Facing drug charges in Texas can be a very serious matter. Depending on what type of drug officers accuse you of having and the amount thereof, a conviction could put you in jail or prison for a substantial length of time. But remember, before a prosecutor can convict you of any type of drug charge, (s)he must first prove that you owned or controlled the drugs.

Per FindLaw, a prosecutor has two ways of proving the drugs belonged to you: actual possession and constructive possession. The former is far easier to prove than the latter. In an actual possession case, all the prosecutor must prove is that the officers recovered the drugs from your person, such as from one of your pockets. (S)he proves this through direct evidence, i.e., the testimony of the officer who recovered the drugs from you.

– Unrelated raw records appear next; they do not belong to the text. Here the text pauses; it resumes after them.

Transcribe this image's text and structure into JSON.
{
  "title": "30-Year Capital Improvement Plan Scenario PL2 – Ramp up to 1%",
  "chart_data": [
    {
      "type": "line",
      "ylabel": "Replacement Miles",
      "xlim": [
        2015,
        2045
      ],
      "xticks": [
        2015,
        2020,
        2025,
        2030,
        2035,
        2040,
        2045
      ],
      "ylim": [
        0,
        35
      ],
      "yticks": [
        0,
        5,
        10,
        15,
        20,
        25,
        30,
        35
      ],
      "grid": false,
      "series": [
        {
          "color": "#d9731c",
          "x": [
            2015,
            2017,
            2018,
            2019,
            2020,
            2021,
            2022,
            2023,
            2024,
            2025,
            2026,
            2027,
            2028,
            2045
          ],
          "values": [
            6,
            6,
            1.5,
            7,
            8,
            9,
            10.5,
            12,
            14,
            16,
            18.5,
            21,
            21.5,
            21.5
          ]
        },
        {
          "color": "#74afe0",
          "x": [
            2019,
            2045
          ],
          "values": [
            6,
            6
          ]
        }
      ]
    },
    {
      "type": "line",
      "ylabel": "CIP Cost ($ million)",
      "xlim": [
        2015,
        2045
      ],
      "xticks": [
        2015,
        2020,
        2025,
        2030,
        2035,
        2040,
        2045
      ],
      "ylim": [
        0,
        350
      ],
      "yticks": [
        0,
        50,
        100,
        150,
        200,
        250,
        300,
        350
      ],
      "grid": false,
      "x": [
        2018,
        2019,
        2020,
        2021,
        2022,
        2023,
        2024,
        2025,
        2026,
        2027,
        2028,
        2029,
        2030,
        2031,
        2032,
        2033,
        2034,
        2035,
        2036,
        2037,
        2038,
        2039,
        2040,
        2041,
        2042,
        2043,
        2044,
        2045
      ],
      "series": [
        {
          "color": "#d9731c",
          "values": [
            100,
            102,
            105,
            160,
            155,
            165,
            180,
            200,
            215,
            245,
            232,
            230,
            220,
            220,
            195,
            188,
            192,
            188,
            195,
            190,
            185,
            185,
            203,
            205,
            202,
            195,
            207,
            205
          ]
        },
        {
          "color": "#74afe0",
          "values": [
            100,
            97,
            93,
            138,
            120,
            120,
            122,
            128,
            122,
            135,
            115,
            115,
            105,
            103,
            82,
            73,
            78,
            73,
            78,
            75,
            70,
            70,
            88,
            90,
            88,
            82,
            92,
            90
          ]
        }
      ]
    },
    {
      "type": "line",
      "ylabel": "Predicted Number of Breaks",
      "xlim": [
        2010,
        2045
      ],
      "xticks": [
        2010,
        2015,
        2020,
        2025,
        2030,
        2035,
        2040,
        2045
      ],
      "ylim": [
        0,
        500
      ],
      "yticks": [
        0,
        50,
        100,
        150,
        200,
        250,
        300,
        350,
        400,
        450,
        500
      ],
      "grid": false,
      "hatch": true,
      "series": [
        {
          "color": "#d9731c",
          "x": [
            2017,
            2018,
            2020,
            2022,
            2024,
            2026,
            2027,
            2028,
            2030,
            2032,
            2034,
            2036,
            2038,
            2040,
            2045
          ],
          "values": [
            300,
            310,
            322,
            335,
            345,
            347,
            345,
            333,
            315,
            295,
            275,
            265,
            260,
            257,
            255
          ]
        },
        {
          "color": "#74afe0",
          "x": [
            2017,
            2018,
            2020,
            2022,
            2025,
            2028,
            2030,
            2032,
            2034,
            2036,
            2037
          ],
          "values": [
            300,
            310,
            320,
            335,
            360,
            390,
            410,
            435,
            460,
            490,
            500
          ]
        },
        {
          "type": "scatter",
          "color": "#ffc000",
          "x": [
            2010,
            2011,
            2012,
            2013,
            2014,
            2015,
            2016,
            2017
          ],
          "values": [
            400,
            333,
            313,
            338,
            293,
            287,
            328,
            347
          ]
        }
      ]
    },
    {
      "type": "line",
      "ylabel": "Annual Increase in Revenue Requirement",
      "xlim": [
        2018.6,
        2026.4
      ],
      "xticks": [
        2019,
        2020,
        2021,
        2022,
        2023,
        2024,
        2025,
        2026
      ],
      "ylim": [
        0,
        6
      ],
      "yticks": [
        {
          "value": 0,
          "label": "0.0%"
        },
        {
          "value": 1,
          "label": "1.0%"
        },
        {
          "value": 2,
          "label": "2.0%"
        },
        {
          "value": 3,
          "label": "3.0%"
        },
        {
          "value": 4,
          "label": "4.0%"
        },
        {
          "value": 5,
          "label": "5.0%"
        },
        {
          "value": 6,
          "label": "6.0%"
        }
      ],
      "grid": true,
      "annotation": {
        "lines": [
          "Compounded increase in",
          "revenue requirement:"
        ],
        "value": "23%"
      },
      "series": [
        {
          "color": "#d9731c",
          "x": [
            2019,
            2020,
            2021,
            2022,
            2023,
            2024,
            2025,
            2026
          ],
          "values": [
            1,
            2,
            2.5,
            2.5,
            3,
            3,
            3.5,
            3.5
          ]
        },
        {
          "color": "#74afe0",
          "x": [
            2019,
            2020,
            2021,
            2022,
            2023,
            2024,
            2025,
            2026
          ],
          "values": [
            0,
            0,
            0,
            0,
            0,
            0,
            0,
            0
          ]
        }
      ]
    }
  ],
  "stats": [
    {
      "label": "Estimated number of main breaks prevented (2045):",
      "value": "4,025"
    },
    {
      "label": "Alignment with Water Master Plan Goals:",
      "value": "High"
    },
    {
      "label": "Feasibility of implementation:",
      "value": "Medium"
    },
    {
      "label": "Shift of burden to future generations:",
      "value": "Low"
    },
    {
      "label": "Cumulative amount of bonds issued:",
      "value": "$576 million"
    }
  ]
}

Should the jury believe the officer’s testimony credible, your conviction is virtually assured.

A prosecutor has far more difficulty proving constructive possession. Why? Because in these cases, there is no direct evidence. Instead, the prosecutor must rely on circumstantial evidence as to your ownership or control of the drugs. The circumstantial evidence must be strong enough that the jury can make a reasonable inference that you owned or controlled the drugs.

Illustrative examples

To help you understand constructive possession, consider two nearly identical fact situations with one crucial difference that makes or breaks the prosecutor’s case against you.

In the first example the officer testifies to the following four facts:

  1. (S)he pulled you over for a traffic violation.
  2. Three passengers were riding in your car with you at the time.
  3. (S)he legally searched your car.
  4. (S)he found drugs hidden in your locked console after you voluntarily gave him or her the key.

In this example, since you had the only key to the drugs’ hiding place, i.e., the locked console, the jury can reasonably infer that the drugs belonged to you.

In the second example, the first three facts stay the same, but the fourth changes. This time the officer finds the drugs hidden in your unlocked console. Now the prosecutor has a real problem. Which of the four people in your car owned the drugs? Since your three passengers had just as much access to your console as you did, and just as much opportunity to put the drugs in it, no jury can reasonably infer that you owned the drugs. In fact, since the jury cannot convict anyone of owning or controlling the drugs, your attorney likely can get your charges dismissed before your case ever goes to trial.

This is educational information only and not legal advice.